THE COVER AND title of Robert Fuller’s new memoir honor his rural farming heritage and what he calls his determination to master his own destiny and find happiness and success.
“I just went to work. I figured it out,” he said of a restaurant he operated successfully for 26 years.
From there, the restaurant dominoes fell. Only one domino, Deja Vu in Burlington, which he bought in 1986, didn’t fall properly. Fuller said a few factors, including an economic slowdown, hurt the venture. Thus, he sold for a loss in 1992, while at the same time seeing his first marriage end.
Fuller bounced back personally and professionally. In December of 1992 he met his now wife, Alison Parker, at a party in Lincoln, their home town, and within six months they were living together. They celebrated their 30th weeding anniversary in June.

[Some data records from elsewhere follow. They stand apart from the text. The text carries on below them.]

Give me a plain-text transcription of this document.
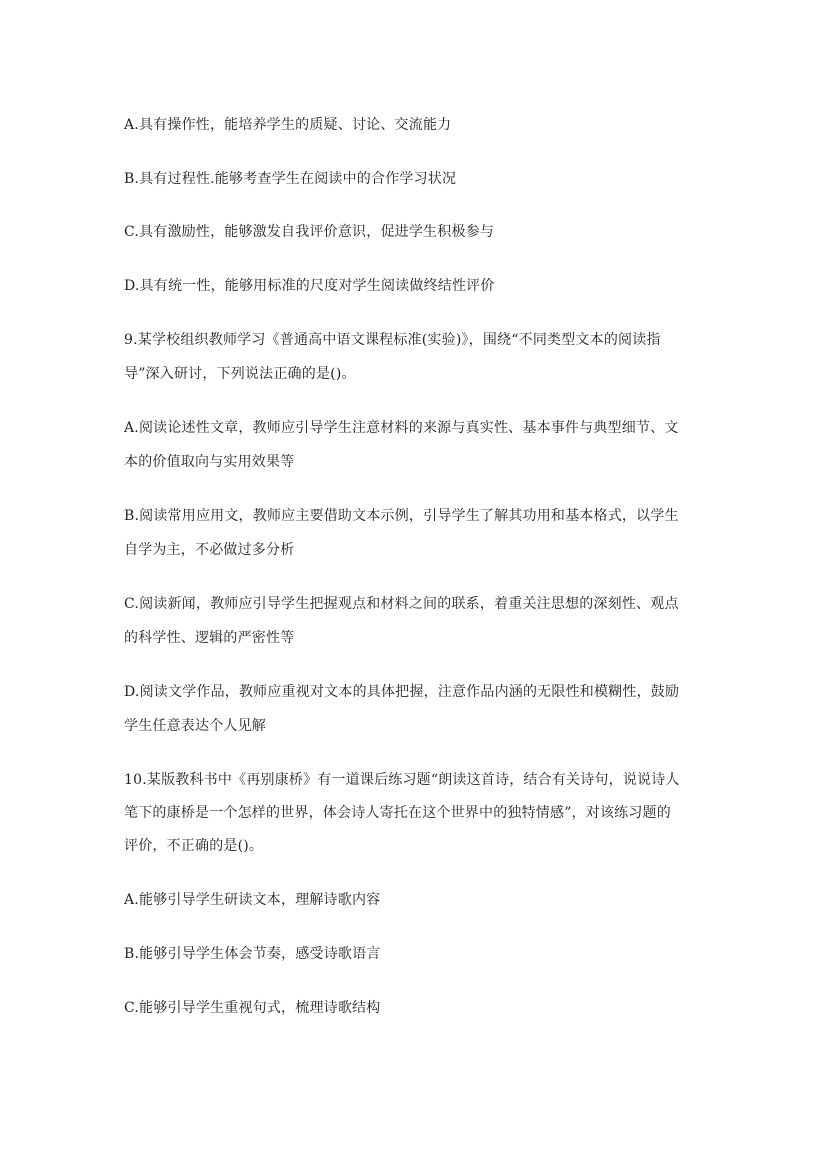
A.具有操作性，能培养学生的质疑、讨论、交流能力
B.具有过程性.能够考查学生在阅读中的合作学习状况
C.具有激励性，能够激发自我评价意识，促进学生积极参与
D.具有统一性，能够用标准的尺度对学生阅读做终结性评价
9.某学校组织教师学习《普通高中语文课程标准(实验)》，围绕“不同类型文本的阅读指
导”深入研讨，下列说法正确的是()。
A.阅读论述性文章，教师应引导学生注意材料的来源与真实性、基本事件与典型细节、文
本的价值取向与实用效果等
B.阅读常用应用文，教师应主要借助文本示例，引导学生了解其功用和基本格式，以学生
自学为主，不必做过多分析
C.阅读新闻，教师应引导学生把握观点和材料之间的联系，着重关注思想的深刻性、观点
的科学性、逻辑的严密性等
D.阅读文学作品，教师应重视对文本的具体把握，注意作品内涵的无限性和模糊性，鼓励
学生任意表达个人见解
10.某版教科书中《再别康桥》有一道课后练习题“朗读这首诗，结合有关诗句，说说诗人
笔下的康桥是一个怎样的世界，体会诗人寄托在这个世界中的独特情感”，对该练习题的
评价，不正确的是()。
A.能够引导学生研读文本，理解诗歌内容
B.能够引导学生体会节奏，感受诗歌语言
C.能够引导学生重视句式，梳理诗歌结构
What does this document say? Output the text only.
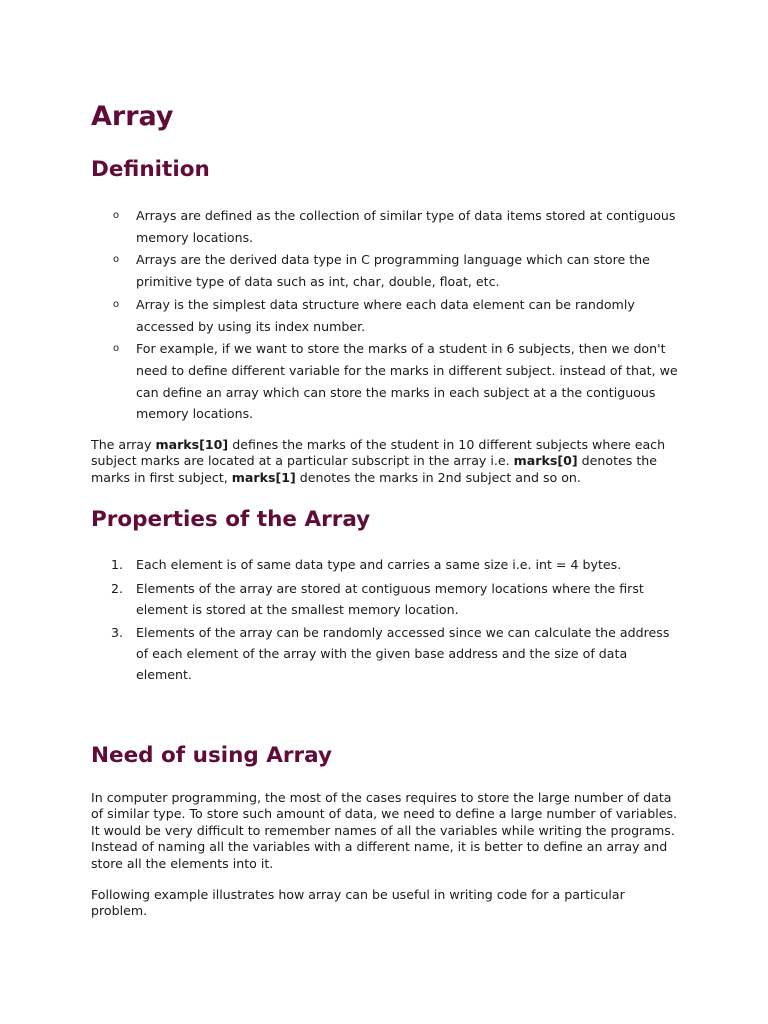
Array
Definition
o Arrays are defined as the collection of similar type of data items stored at contiguous memory locations.
o Arrays are the derived data type in C programming language which can store the primitive type of data such as int, char, double, float, etc.
o Array is the simplest data structure where each data element can be randomly accessed by using its index number.
o For example, if we want to store the marks of a student in 6 subjects, then we don't need to define different variable for the marks in different subject. instead of that, we can define an array which can store the marks in each subject at a the contiguous memory locations.

The array marks[10] defines the marks of the student in 10 different subjects where each subject marks are located at a particular subscript in the array i.e. marks[0] denotes the marks in first subject, marks[1] denotes the marks in 2nd subject and so on.

Properties of the Array
1. Each element is of same data type and carries a same size i.e. int = 4 bytes.
2. Elements of the array are stored at contiguous memory locations where the first element is stored at the smallest memory location.
3. Elements of the array can be randomly accessed since we can calculate the address of each element of the array with the given base address and the size of data element.
Need of using Array

In computer programming, the most of the cases requires to store the large number of data of similar type. To store such amount of data, we need to define a large number of variables. It would be very difficult to remember names of all the variables while writing the programs. Instead of naming all the variables with a different name, it is better to define an array and store all the elements into it.

Following example illustrates how array can be useful in writing code for a particular problem.
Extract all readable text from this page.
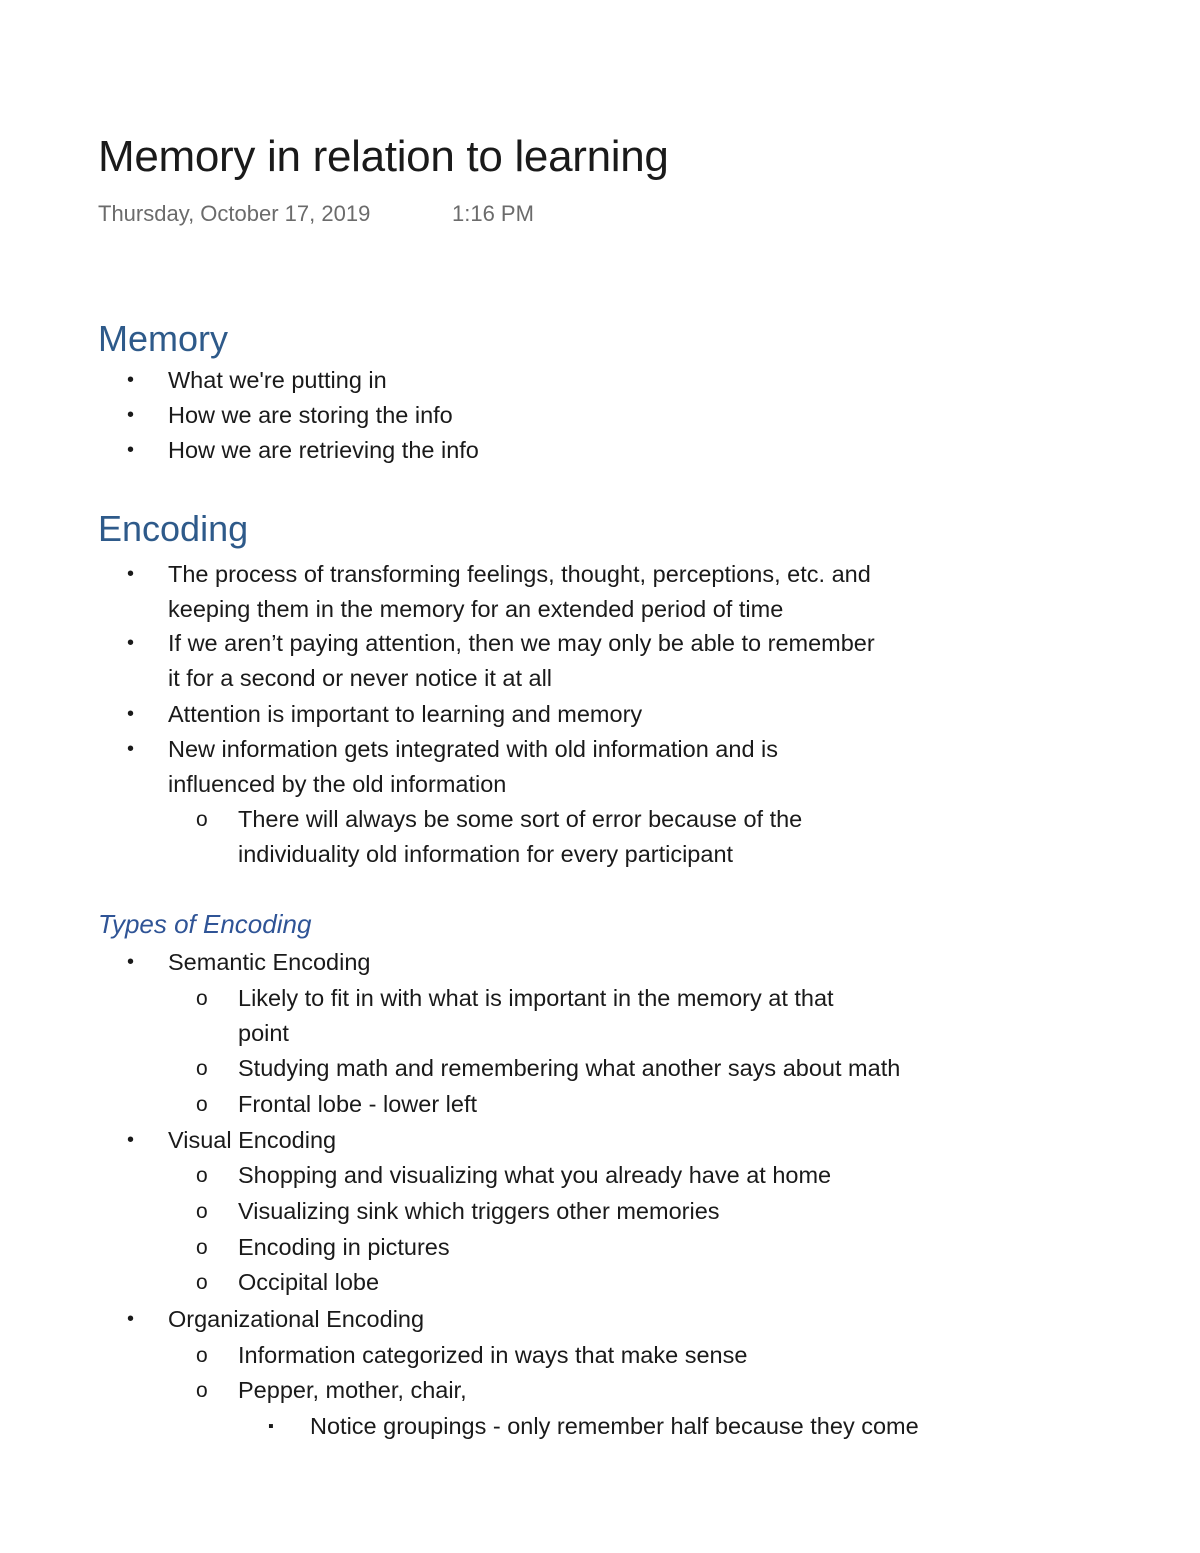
Memory in relation to learning
Thursday, October 17, 2019	1:16 PM
Memory
• What we're putting in
• How we are storing the info
• How we are retrieving the info
Encoding
• The process of transforming feelings, thought, perceptions, etc. and
keeping them in the memory for an extended period of time
• If we aren’t paying attention, then we may only be able to remember
it for a second or never notice it at all
• Attention is important to learning and memory
• New information gets integrated with old information and is
influenced by the old information
o There will always be some sort of error because of the
individuality old information for every participant
Types of Encoding
• Semantic Encoding
o Likely to fit in with what is important in the memory at that
point
o Studying math and remembering what another says about math
o Frontal lobe - lower left
• Visual Encoding
o Shopping and visualizing what you already have at home
o Visualizing sink which triggers other memories
o Encoding in pictures
o Occipital lobe
• Organizational Encoding
o Information categorized in ways that make sense
o Pepper, mother, chair,
▪ Notice groupings - only remember half because they come
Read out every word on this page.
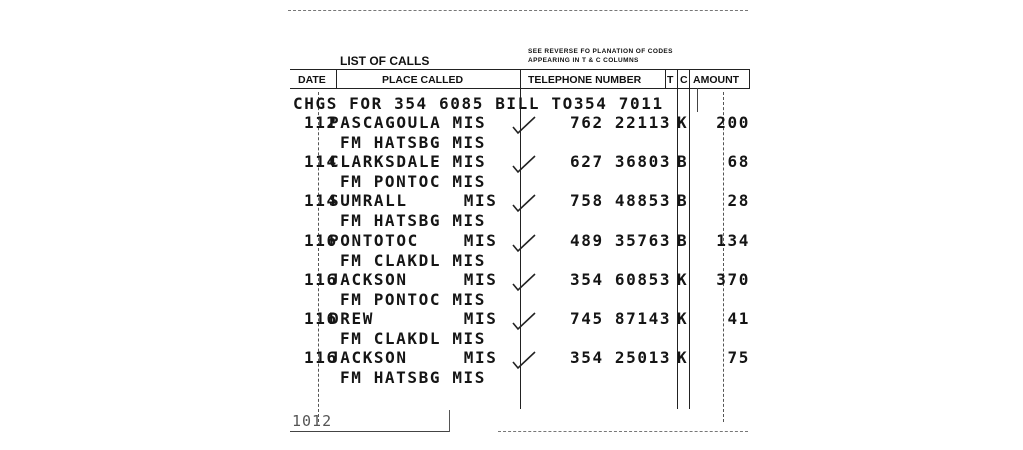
LIST OF CALLS
SEE REVERSE FO PLANATION OF CODES
APPEARING IN T & C COLUMNS
DATE	PLACE CALLED	TELEPHONE NUMBER T C AMOUNT
CHGS FOR 354 6085 BILL TO354 7011
112
PASCAGOULA MIS
FM HATSBG MIS
762 22113 K 200
114
CLARKSDALE MIS
FM PONTOC MIS
627 36803 B 68
114
SUMRALL     MIS
FM HATSBG MIS
758 48853 B 28
116
PONTOTOC    MIS
FM CLAKDL MIS
489 35763 B 134
116
JACKSON     MIS
FM PONTOC MIS
354 60853 K 370
116
DREW        MIS
FM CLAKDL MIS
745 87143 K 41
116
JACKSON     MIS
FM HATSBG MIS
354 25013 K 75
1012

In the mid 1990s Fuller put an addition on Pauline’s and business increased dramatically. In 1997 he bought Leunig’s Bistro in downtown Burlington, and he writes it became the “most successful restaurant” in Vermont. He operated Leunig’s for 16 years and Pauline’s for 26 years, before taking his “official retirement” in 2013.
BRISTOL
Before then Fuller set his sights on Bristol. He and partner Drew Smith bought Cubbers in 1998. Before retiring he also teamed with partners to buy the Bristol Bakery and Snap’s Restaurant. Smith’s 2001 remark to Fuller that there was no place in Bristol to just get a burger and a beer with friends sparked the creation of The Bobcat Café on Main Street.
“It’s the only one I ever built from scratch,” Fuller said. “All the other ones somebody else started, and I reformatted them a little bit.”
Fuller eventually sold The Bobcat a half-dozen years into its existence, and it remains successful — as do, according to his book, the other Bristol ventures in which he held an interest.
What makes a successful restaurant?
He said food, location, parking and even lighting all matter, but there is more. He likened the work of a restaurant to “a theatrical performance where the audience gets to eat some of the props.”
“The food has to be good, and it has to be consistent. You can’t have a good meal one time and a bad meal another time. People don’t like to gamble with their dining dollars. But with little restaurants like Pauline’s and the Bobcat, it’s all about the people.”
Fuller also writes about happy hours spent biking, whitewater canoeing and kayaking, skiing and traveling to Ghana and Europe, and dining in restaurants with Michelin Stars, including one near Cannes, France.
“I remember sitting there thinking, look at me, this farm boy sitting in a three-star restaurant in France,” he said. “I’ve had a lot of those sort of adventures, which I’ve loved.”
In his chapter on retirement, he quotes a speech from Winston Churchill, another indifferent student: “Never give in, never give in, never, never, never.”
Fuller relates to that sentiment. A passage in his chapter on retirement notes he ranked 107th out of 210 students in his high school class.
“It doesn’t get any more average than that. I’m a very average guy,” he wrote “The only thing that saved me was my willingness to work.”
“A Horse-Drawn Sickle Bar Cutter: Finding my road to Felicity” is available at the Vermont Book Store; Phoenix Bookstore in Essex, Burlington and Rutland; and, if necessary, online.
Fuller’s first book launch is planned for the Lincoln Library on Sept. 4 at 6 p.m. It will be a joint effort with Louella Bryant. Fuller will read from his memoir, and Bryant will read from her memoir, “Hot Springs and Moonshine Liquor.” Light snacks and soft drinks will be served.